Dans son ouvrage La République identitaire. Ordre et désordre français , Béligh Nabli, enseignant-chercheur en droit public et directeur de recherche à l’IRIS, met en garde contre le repli identitaire qui se manifeste au sein du débat public, traversé par le discours communautariste. Il répond ici à nos questions.
Nonfiction: Les premières pages de votre livre pose un constat sans appel : érigée en nouvelle religion civile, la République serait d’après vous une sorte de réincarnation de l’Être suprême des Révolutionnaires de 1789. En quoi la République s’apparente-t-elle aujourd’hui à une religion séculière ?
Béligh Nabli : Symbolisée par une icône (Marianne), la « République » a quelque chose qui relève de la croyance, de la quête existentielle et d’un « sacré » construit au cours de l’histoire nationale. Cette foi repose sur des vérités fondamentales, une devise républicaine, qui s’affiche aux frontons des bâtiments publics : « Liberté, Egalité, Fraternité, ce sont des dogmes de paix et d’harmonie » selon Victor Hugo, tandis que Jules Ferry voyait dans les « principes » de 1789 rien d’autre que « notre Évangile ». Aujourd’hui des débats doctrinaux (sur le sens de la laïcité notamment) continuent de questionner les fondements de la République. Les incantations et appels incessants à la « République » attisent les passions et révèlent l’instrumentalisation à laquelle est vouée toute chose sacr(alis)ée. Parmi les républicains, on s’affronte, on s’excommunie, au nom des préceptes de la République.
Nonfiction : Vous rappelez d’emblée que la République est une notion dont le sens a progressivement été dévoyé dans le débat public. C’est une notion polysémique dans laquelle chacun met un peu ce qu’il entend en fonction de sa culture politique propre et de ses engagements partisans. Quelle est votre définition de la République ?

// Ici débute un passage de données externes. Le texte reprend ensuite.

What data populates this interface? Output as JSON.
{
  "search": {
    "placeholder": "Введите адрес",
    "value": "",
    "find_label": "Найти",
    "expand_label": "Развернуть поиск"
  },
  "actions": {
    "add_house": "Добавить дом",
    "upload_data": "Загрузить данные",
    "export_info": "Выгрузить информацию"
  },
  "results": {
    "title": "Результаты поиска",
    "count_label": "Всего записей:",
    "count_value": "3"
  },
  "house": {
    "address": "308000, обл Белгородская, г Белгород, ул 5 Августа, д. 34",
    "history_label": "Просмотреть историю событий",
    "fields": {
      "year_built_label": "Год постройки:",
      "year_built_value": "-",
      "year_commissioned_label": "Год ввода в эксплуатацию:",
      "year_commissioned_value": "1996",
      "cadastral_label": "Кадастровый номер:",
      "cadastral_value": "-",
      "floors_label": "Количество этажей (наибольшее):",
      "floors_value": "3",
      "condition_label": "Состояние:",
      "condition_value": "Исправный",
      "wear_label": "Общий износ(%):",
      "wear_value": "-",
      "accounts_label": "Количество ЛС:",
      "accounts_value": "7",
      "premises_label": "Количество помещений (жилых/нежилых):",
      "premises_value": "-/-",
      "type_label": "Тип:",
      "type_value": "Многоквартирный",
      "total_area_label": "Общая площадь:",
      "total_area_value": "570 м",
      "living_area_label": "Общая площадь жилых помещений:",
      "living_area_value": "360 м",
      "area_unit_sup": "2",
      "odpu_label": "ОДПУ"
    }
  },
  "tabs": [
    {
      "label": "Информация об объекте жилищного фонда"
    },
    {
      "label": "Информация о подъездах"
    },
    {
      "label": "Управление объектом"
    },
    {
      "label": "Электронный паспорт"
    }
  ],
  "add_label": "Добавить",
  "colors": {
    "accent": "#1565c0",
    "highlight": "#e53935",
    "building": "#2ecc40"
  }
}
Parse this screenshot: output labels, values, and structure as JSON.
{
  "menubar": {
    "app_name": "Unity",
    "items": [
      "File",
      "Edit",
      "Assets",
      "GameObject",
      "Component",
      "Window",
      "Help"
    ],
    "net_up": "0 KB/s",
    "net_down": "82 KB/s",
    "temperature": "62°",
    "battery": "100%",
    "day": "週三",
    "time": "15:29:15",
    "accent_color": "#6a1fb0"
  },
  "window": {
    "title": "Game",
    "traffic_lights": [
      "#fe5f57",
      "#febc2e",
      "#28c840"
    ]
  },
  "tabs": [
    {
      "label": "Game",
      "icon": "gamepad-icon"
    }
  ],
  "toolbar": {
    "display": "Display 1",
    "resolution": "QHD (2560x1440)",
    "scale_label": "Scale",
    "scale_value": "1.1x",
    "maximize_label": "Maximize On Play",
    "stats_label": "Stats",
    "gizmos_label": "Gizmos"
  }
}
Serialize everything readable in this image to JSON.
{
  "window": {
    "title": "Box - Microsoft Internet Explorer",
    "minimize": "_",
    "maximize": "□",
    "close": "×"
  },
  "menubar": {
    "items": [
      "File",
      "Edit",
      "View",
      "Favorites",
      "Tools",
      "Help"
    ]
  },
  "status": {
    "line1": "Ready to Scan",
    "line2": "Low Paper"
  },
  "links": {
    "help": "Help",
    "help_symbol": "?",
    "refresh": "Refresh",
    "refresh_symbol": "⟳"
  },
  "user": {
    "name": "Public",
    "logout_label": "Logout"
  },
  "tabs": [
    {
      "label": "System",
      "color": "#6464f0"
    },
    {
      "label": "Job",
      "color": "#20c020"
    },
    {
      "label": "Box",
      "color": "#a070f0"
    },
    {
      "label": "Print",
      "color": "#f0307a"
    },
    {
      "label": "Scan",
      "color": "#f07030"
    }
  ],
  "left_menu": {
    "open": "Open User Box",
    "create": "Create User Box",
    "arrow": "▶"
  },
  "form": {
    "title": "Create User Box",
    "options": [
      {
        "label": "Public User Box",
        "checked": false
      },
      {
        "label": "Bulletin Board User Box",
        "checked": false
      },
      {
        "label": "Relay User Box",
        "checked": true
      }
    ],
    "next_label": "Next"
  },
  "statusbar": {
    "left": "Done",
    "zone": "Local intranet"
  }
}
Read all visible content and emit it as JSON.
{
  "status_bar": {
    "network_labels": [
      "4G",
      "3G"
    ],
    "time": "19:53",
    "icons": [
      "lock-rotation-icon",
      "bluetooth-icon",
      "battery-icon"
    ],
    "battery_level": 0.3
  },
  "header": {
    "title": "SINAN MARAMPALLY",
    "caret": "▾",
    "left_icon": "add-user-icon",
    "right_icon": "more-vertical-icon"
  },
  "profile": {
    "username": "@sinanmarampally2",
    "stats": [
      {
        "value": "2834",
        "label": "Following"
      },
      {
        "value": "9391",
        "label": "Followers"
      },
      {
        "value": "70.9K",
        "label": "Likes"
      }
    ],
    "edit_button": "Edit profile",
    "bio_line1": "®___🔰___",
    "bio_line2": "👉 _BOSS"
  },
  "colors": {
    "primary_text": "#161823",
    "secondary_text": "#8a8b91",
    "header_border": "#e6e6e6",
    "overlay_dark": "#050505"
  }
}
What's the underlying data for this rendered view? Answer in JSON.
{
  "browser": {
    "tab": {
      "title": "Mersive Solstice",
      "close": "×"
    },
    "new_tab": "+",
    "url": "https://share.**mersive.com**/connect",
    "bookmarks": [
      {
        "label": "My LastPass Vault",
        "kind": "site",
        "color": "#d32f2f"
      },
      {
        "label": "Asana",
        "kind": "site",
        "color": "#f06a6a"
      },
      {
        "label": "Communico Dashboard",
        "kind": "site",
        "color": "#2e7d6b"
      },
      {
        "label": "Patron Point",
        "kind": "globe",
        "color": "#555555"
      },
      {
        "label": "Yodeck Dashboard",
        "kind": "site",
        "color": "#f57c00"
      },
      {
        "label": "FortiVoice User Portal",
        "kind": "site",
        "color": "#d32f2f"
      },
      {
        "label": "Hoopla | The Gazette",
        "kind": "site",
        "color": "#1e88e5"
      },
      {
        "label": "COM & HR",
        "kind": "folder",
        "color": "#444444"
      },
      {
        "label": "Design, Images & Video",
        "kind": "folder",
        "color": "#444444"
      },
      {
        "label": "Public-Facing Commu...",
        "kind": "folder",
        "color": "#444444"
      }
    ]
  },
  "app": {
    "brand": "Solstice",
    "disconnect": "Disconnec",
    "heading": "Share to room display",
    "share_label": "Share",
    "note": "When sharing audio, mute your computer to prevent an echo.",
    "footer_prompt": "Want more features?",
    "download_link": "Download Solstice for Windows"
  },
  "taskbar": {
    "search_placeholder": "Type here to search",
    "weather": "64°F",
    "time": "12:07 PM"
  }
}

BN : Il s’agit moins d’un dévoiement que d’une difficulté générale à déterminer le sens précis d’un mot et d’une chose qui relèvent à la fois de l’idéalisme que de l’empirisme, et qui évoluent dans le temps et l’espace. La République connaît des contours définitionnels imprécis et mouvants. Cette situation en France n’est pas nouvelle en soi. Il faut rappeler ici les mots de Tocqueville dans ses Souvenirs à propos du cri unanime «Vive la République !» qui ouvrit l’Assemblée nationale du 4 mai 1848 : « Je crois, du reste, qu’ici [c]e cri fut de part et d’autre sincère ; il répondait seulement à des pensées diverses ou même contraires. Tous voulaient alors conserver la République, mais les uns voulaient s’en servir pour attaquer, les autres pour se défendre ». Aujourd’hui, tous nos contemporains s’en réclament et la convoquent au nom de « l’ordre républicain », du « pacte républicain », des « forces républicaines », des « valeurs républicaines », de l’« intégration républicaine », du « sursaut républicain », du « front républicain » … Cette déclinaison à l’infini de l’épithète conduit des forces a priori antagonistes à l’invoquer, tantôt comme label de normalité (pour se faire accepter), tantôt comme argument d’autorité (pour s’imposer). Il n’empêche, il est permis de s’interroger sur l’éthique de conviction de certains républicains autoproclamés ...
Selon moi, il ne suffit pas de souligner le lien entre « République » et « État », entre « République » et une forme de gouvernement antinomique à la monarchie. Il convient d’en revenir à l’étymologie du mot (du latin res publica, « chose publique »), laquelle oppose la république à la « chose privée » et, par extension, à l’intérêt privé, à l’espace privé. Si ce type de frontière (public/privé) est de plus en plus brouillé, redécouvrir le sens de la république passe forcément par une redécouverte du sens de l’intérêt général dans un monde globalisé qui interroge la place du politique face aux forces du marché. L’enjeu prend une dimension particulière dans un pays comme la France, dans lequel la construction historique de la République charrie une conception axiologique de la société. Ainsi, faut-il le rappeler, notre Constitution qualifie la République d’« indivisible, laïque, démocratique et sociale ». Autant de qualités fondamentales aujourd’hui questionnées.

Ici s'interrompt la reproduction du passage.